FWP has released the following report by Kalispell biologist Chris Hammond:

Here’s an excerpt:

“Harlequin ducks are small sea ducks that winter on the coast and migrate inland to breed on fast-moving streams where the female hatched. They are slow to mature and reproduce, exhibit a boom or bust reproductive pattern, and are vulnerable to climate change. They typically choose nest sites within 1 meter of the water’s edge and initiate incubation as stream volume starts to recede after peak spring runoff. Stream flow severity—higher stream flow, greater number of peaks, and elevated highest peak—has increased in recent history. These processes are also predicted to become worse due to climate change, potentially flooding out an increased number of harlequin duck nests. In the event of a nest failure there is no chance for a second clutch because males migrate back to the coast once the female initiates incubation. Females show strong nest site fidelity and are only known to breed in the drainages where they hatched.

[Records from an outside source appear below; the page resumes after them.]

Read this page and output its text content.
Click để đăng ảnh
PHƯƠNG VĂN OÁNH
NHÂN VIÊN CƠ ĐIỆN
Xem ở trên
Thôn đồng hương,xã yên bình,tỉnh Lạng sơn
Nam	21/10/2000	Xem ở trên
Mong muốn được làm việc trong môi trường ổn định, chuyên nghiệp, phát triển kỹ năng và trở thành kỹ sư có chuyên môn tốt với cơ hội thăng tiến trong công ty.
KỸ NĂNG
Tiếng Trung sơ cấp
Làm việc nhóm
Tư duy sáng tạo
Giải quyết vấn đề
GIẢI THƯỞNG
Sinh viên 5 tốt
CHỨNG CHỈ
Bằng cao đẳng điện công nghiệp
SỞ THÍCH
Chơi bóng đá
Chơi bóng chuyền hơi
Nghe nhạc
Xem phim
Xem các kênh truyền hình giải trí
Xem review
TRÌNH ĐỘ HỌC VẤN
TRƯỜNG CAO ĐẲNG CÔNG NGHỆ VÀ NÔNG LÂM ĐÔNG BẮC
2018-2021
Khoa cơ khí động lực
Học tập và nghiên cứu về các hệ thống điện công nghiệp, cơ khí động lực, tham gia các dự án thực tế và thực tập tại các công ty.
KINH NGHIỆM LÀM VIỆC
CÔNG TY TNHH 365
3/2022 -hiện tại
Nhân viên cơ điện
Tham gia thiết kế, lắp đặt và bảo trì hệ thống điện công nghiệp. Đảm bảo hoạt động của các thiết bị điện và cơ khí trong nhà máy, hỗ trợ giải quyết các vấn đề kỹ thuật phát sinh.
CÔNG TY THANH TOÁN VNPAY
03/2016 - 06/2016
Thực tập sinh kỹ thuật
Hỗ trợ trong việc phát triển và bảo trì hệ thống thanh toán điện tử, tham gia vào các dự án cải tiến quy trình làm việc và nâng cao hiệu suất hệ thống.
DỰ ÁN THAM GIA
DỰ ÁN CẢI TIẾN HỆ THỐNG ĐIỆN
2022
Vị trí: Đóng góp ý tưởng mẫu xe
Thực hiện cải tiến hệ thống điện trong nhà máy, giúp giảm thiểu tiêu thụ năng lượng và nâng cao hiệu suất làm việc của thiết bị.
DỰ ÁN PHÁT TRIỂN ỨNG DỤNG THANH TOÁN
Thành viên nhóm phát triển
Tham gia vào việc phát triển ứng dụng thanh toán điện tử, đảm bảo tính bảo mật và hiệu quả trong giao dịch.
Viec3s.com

Montana’s first statewide survey effort for harlequin ducks was conducted in 2014. Fish, Wildlife and Parks and its partners documented 31 hens and 115 chicks. In 2015, we attempted to duplicate our 2014 effort, but a bad fire season limited access to several areas and the survey was incomplete. In northwest Montana, Glacier National Park has consistently surveyed for harlequin ducks since the late 1980s and that population appears to be the only population in the western continental U.S. and western Canada that has not observed declines.”